1. Six questions engineers always ask first
| Question | Quick answer | 
|---|---|
| 1. What is FunAudio-ASR? | A production-first speech-to-text engine that couples a 0.7 B audio encoder with a 7 B LLM, then tunes the stack with reinforcement learning. | 
| 2. How is it better than Whisper? | On real-world data collected after June-30 the average WER drops ≈ 20–30 % relative. It also streams at ≈ 200 ms and lets you inject domain hot-words on the fly. | 
| 3. Can I ship it today? | Yes. The repo ships a Docker image, a Gradio demo, and a documented HTTP API. No license fee is mentioned in the report. | 
| 4. Minimum hardware? | Nano version: RTX 3060 16 GB, 4-core CPU, 16 GB RAM for 1-way real-time stream. Full version: one A100 80 GB for 30-way concurrent. | 
| 5. Known weak spots? | Long audios (> 5 min) need an external VAD; far-field/multi-channel not released; low-resource languages (Thai, Viet, Indonesian) lag behind Chinese & English. | 
| 6. Do I have to re-train? | Not for plain Mandarin/English tasks.

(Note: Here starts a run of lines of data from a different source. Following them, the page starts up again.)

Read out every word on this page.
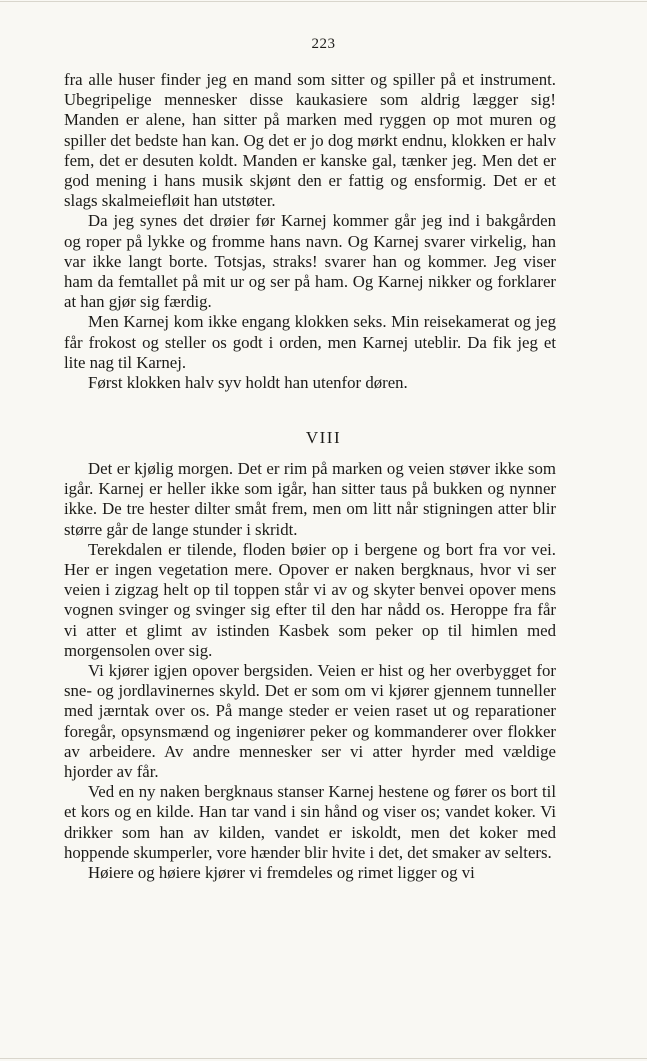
223

fra alle huser finder jeg en mand som sitter og spiller på et instrument. Ubegripelige mennesker disse kaukasiere som aldrig lægger sig! Manden er alene, han sitter på marken med ryggen op mot muren og spiller det bedste han kan. Og det er jo dog mørkt endnu, klokken er halv fem, det er desuten koldt. Manden er kanske gal, tænker jeg. Men det er god mening i hans musik skjønt den er fattig og ensformig. Det er et slags skalmeiefløit han utstøter.

Da jeg synes det drøier før Karnej kommer går jeg ind i bakgården og roper på lykke og fromme hans navn. Og Karnej svarer virkelig, han var ikke langt borte. Totsjas, straks! svarer han og kommer. Jeg viser ham da femtallet på mit ur og ser på ham. Og Karnej nikker og forklarer at han gjør sig færdig.

Men Karnej kom ikke engang klokken seks. Min reisekamerat og jeg får frokost og steller os godt i orden, men Karnej uteblir. Da fik jeg et lite nag til Karnej.

Først klokken halv syv holdt han utenfor døren.

VIII

Det er kjølig morgen. Det er rim på marken og veien støver ikke som igår. Karnej er heller ikke som igår, han sitter taus på bukken og nynner ikke. De tre hester dilter småt frem, men om litt når stigningen atter blir større går de lange stunder i skridt.

Terekdalen er tilende, floden bøier op i bergene og bort fra vor vei. Her er ingen vegetation mere. Opover er naken bergknaus, hvor vi ser veien i zigzag helt op til toppen står vi av og skyter benvei opover mens vognen svinger og svinger sig efter til den har nådd os. Heroppe fra får vi atter et glimt av istinden Kasbek som peker op til himlen med morgensolen over sig.

Vi kjører igjen opover bergsiden. Veien er hist og her overbygget for sne- og jordlavinernes skyld. Det er som om vi kjører gjennem tunneller med jærntak over os. På mange steder er veien raset ut og reparationer foregår, opsynsmænd og ingeniører peker og kommanderer over flokker av arbeidere. Av andre mennesker ser vi atter hyrder med vældige hjorder av får.

Ved en ny naken bergknaus stanser Karnej hestene og fører os bort til et kors og en kilde. Han tar vand i sin hånd og viser os; vandet koker. Vi drikker som han av kilden, vandet er iskoldt, men det koker med hoppende skumperler, vore hænder blir hvite i det, det smaker av selters.

Høiere og høiere kjører vi fremdeles og rimet ligger og vi
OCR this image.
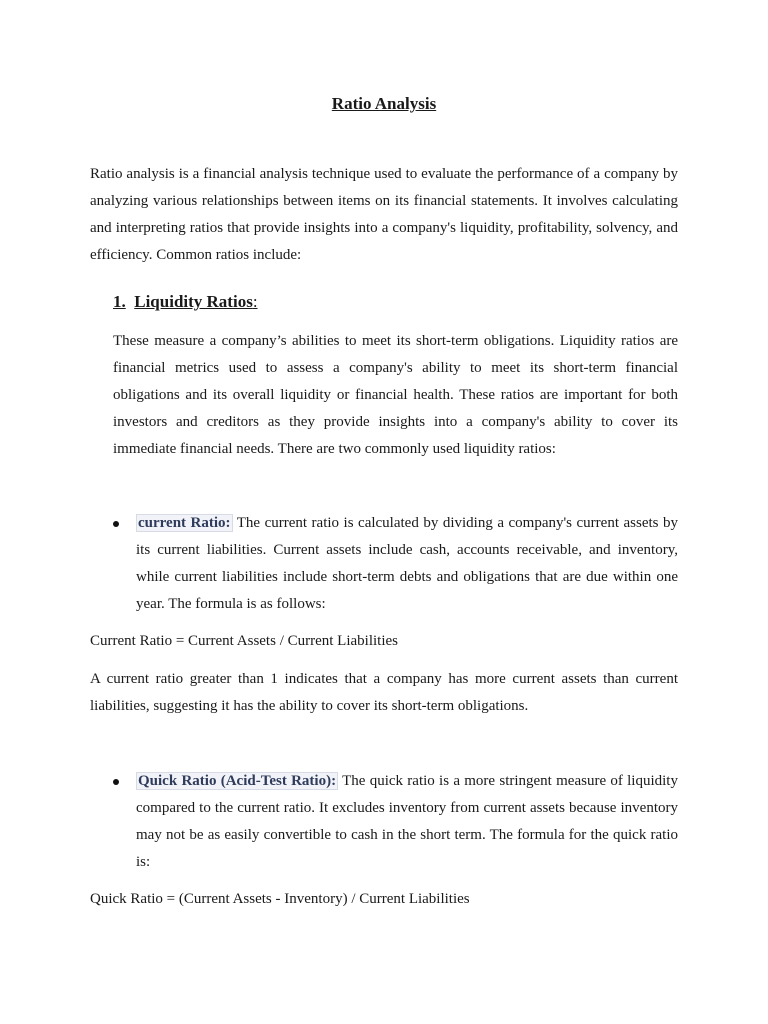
Ratio Analysis

Ratio analysis is a financial analysis technique used to evaluate the performance of a company by analyzing various relationships between items on its financial statements. It involves calculating and interpreting ratios that provide insights into a company's liquidity, profitability, solvency, and efficiency. Common ratios include:

1. Liquidity Ratios:

These measure a company’s abilities to meet its short-term obligations. Liquidity ratios are financial metrics used to assess a company's ability to meet its short-term financial obligations and its overall liquidity or financial health. These ratios are important for both investors and creditors as they provide insights into a company's ability to cover its immediate financial needs. There are two commonly used liquidity ratios:

current Ratio: The current ratio is calculated by dividing a company's current assets by its current liabilities. Current assets include cash, accounts receivable, and inventory, while current liabilities include short-term debts and obligations that are due within one year. The formula is as follows:

Current Ratio = Current Assets / Current Liabilities

A current ratio greater than 1 indicates that a company has more current assets than current liabilities, suggesting it has the ability to cover its short-term obligations.

Quick Ratio (Acid-Test Ratio): The quick ratio is a more stringent measure of liquidity compared to the current ratio. It excludes inventory from current assets because inventory may not be as easily convertible to cash in the short term. The formula for the quick ratio is:

Quick Ratio = (Current Assets - Inventory) / Current Liabilities
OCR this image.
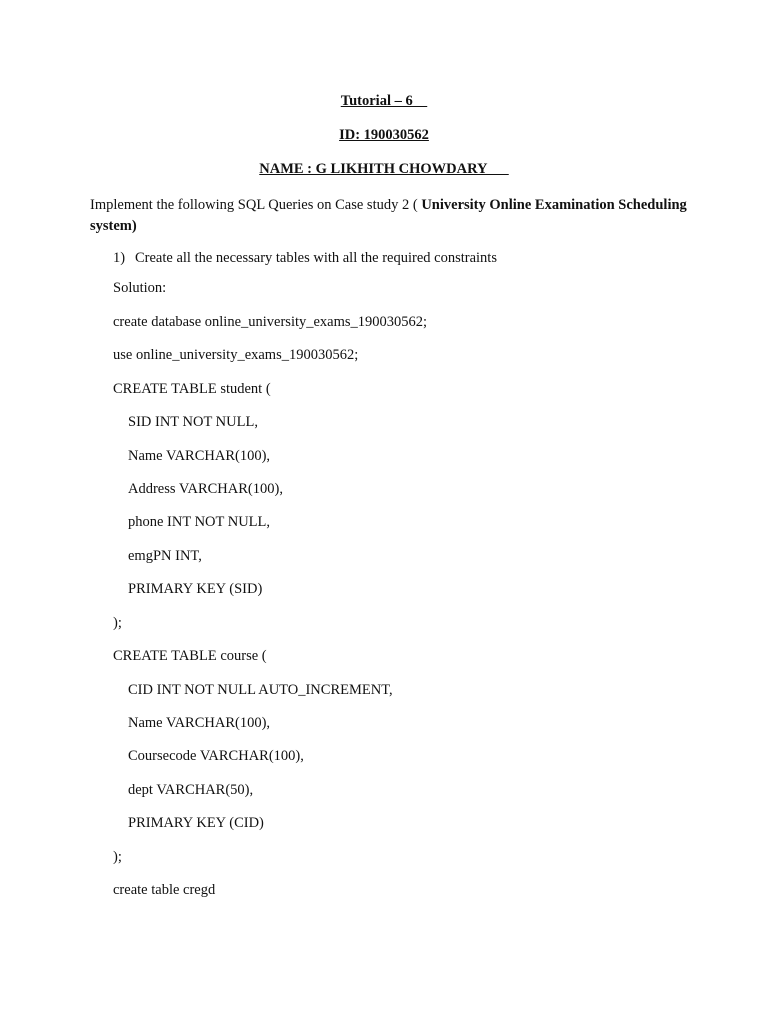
Tutorial – 6
ID: 190030562
NAME : G LIKHITH CHOWDARY
Implement the following SQL Queries on Case study 2 ( University Online Examination Scheduling system)
1) Create all the necessary tables with all the required constraints
Solution:
create database online_university_exams_190030562;
use online_university_exams_190030562;
CREATE TABLE student (
SID INT NOT NULL,
Name VARCHAR(100),
Address VARCHAR(100),
phone INT NOT NULL,
emgPN INT,
PRIMARY KEY (SID)
);
CREATE TABLE course (
CID INT NOT NULL AUTO_INCREMENT,
Name VARCHAR(100),
Coursecode VARCHAR(100),
dept VARCHAR(50),
PRIMARY KEY (CID)
);
create table cregd
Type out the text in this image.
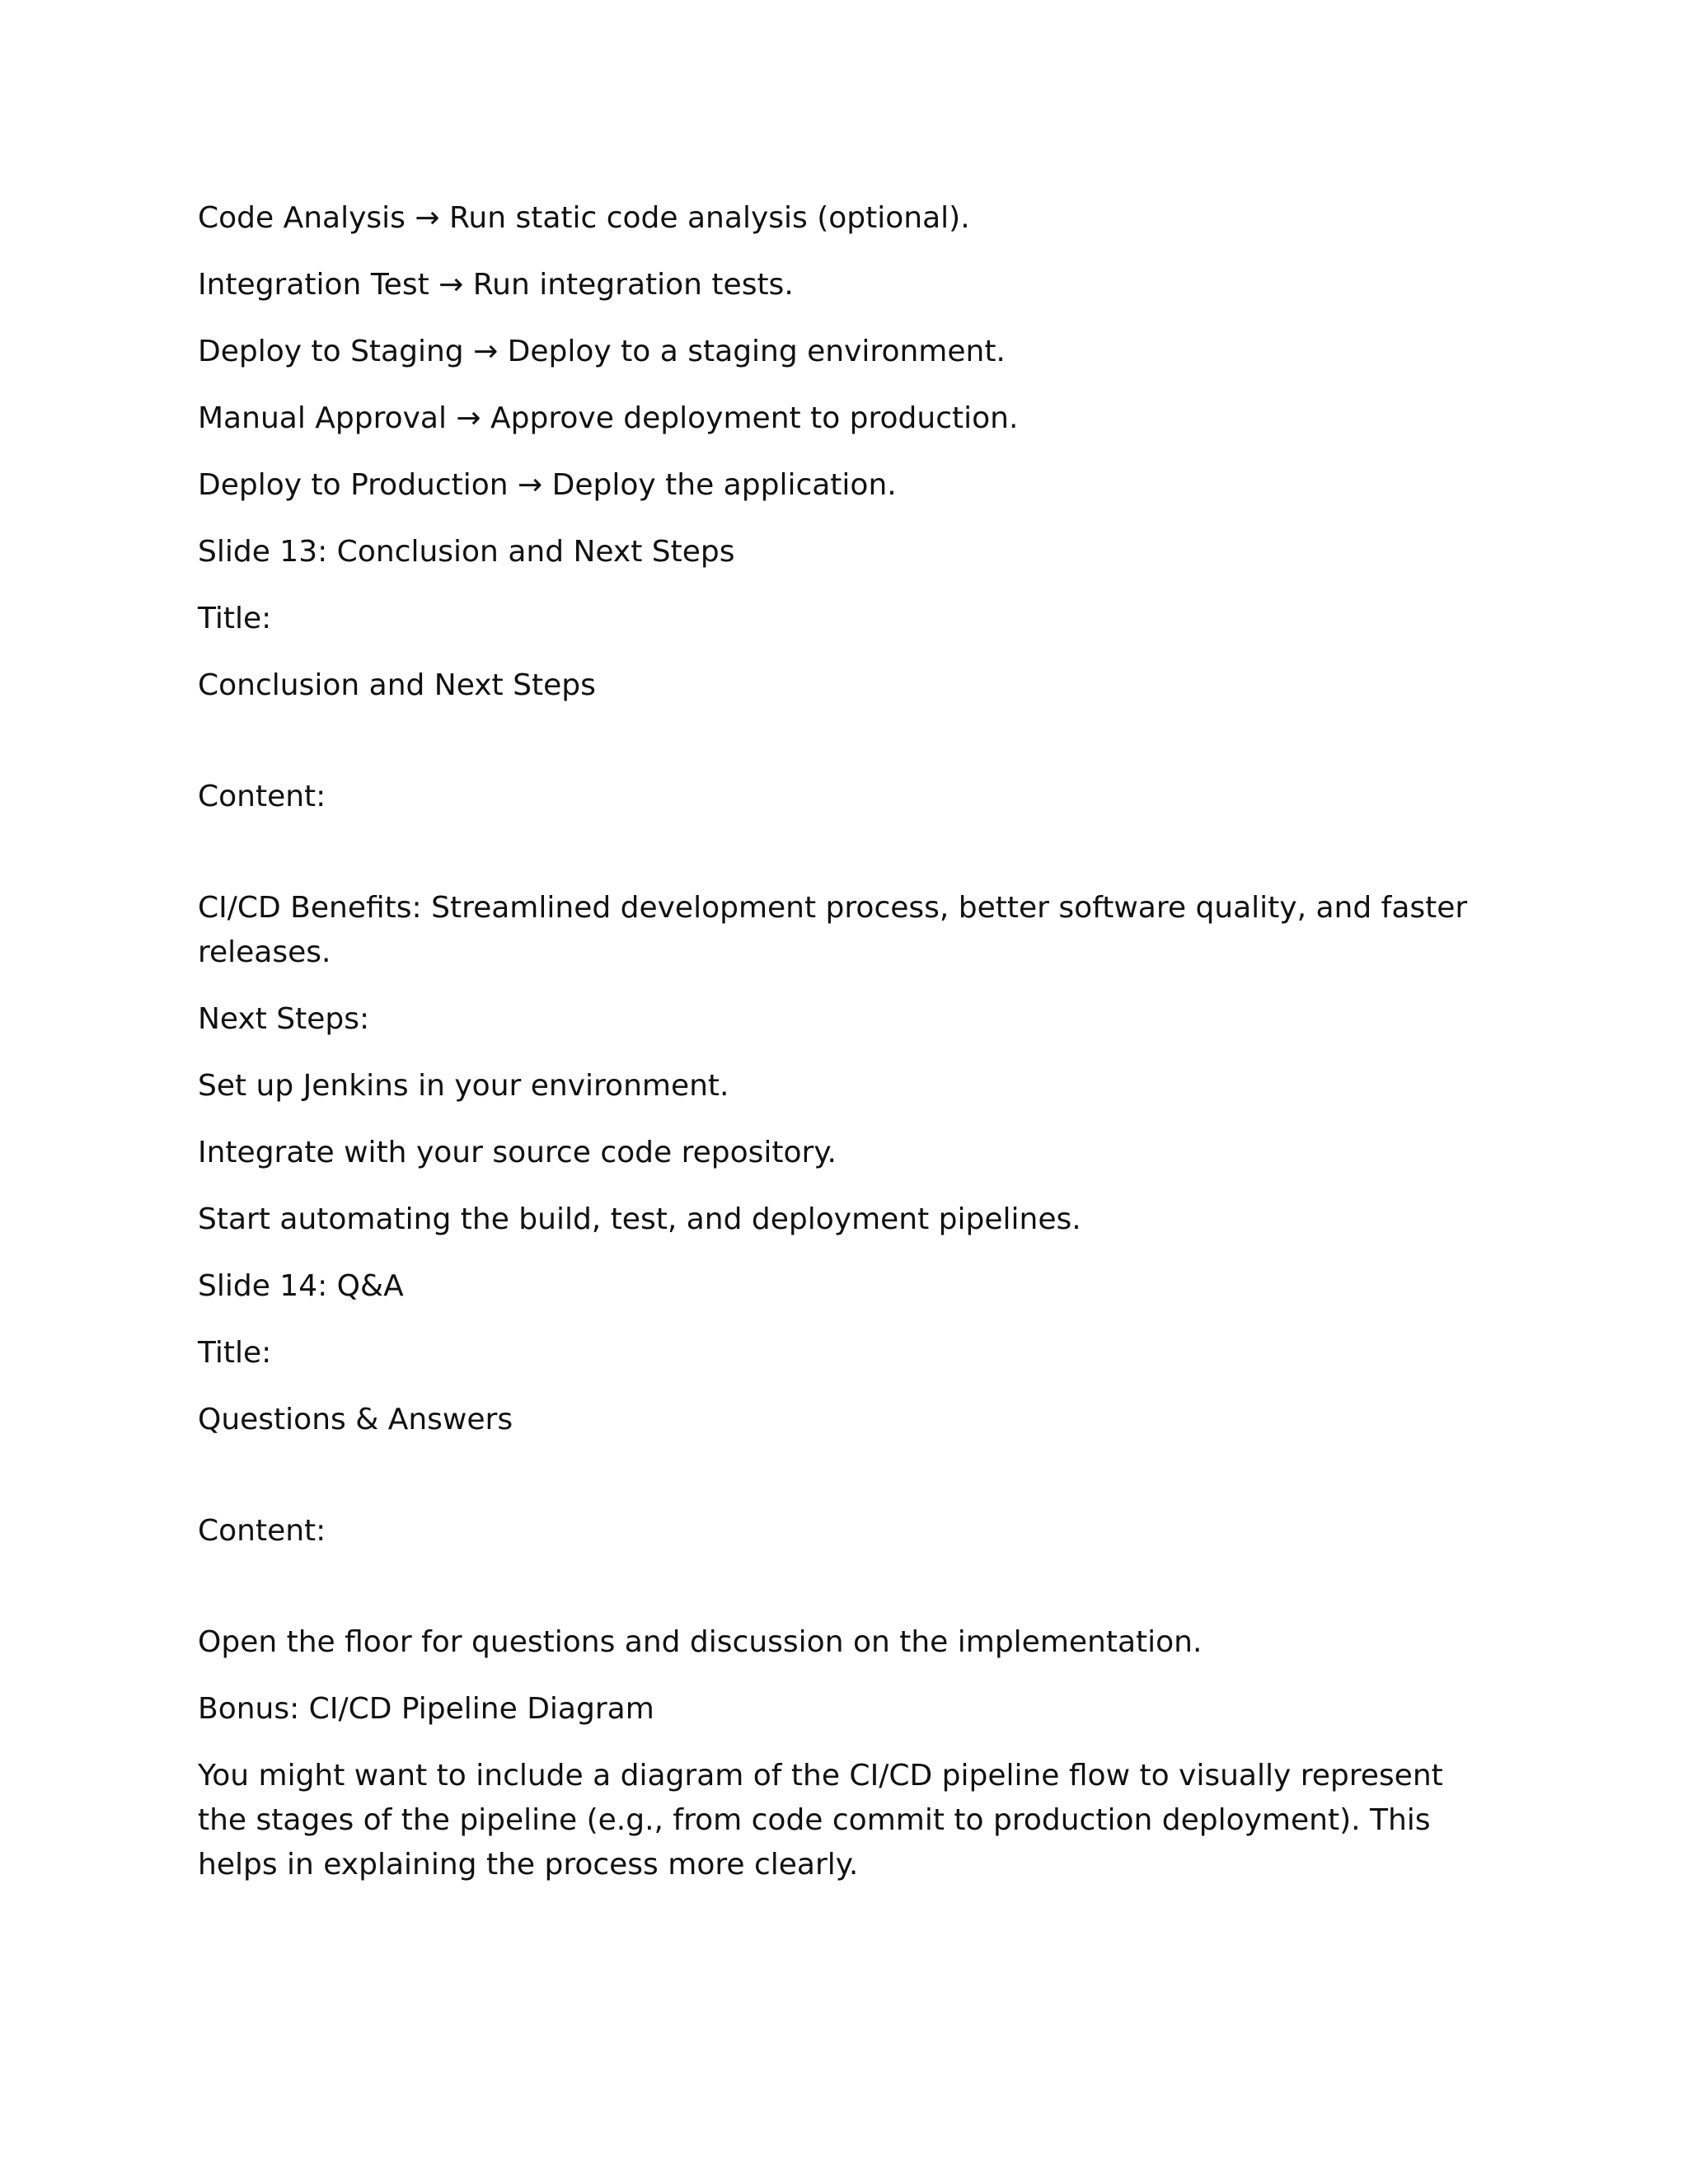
Code Analysis → Run static code analysis (optional).

Integration Test → Run integration tests.

Deploy to Staging → Deploy to a staging environment.

Manual Approval → Approve deployment to production.

Deploy to Production → Deploy the application.

Slide 13: Conclusion and Next Steps

Title:

Conclusion and Next Steps

Content:

CI/CD Benefits: Streamlined development process, better software quality, and faster releases.

Next Steps:

Set up Jenkins in your environment.

Integrate with your source code repository.

Start automating the build, test, and deployment pipelines.

Slide 14: Q&A

Title:

Questions & Answers

Content:

Open the floor for questions and discussion on the implementation.

Bonus: CI/CD Pipeline Diagram

You might want to include a diagram of the CI/CD pipeline flow to visually represent the stages of the pipeline (e.g., from code commit to production deployment). This helps in explaining the process more clearly.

Download the checkpoint, add a 50-line TSV hot-word list, and call the REST endpoint. | 
2. Why another LLM-based recogniser?
Classic ASR = acoustic model + lexicon + language model + decoder.
LLM ASR = audio encoder → adaptor → large language model → text.
Pros
- 
One neural set, no hand-built lexicon. 
- 
The LLM has seen billions of sentences → better context. 
Cons
- 
Hallucinates when audio is noisy or silent. 
- 
Autoregressive generation = latency risk. 
- 
Needs gigantic paired data. 
FunAudio-ASR keeps the pros and attacks the cons with data scaling + model scaling + RL fine-tuning + product-side hacks (streaming, noise robustness, hot-word, code-switch).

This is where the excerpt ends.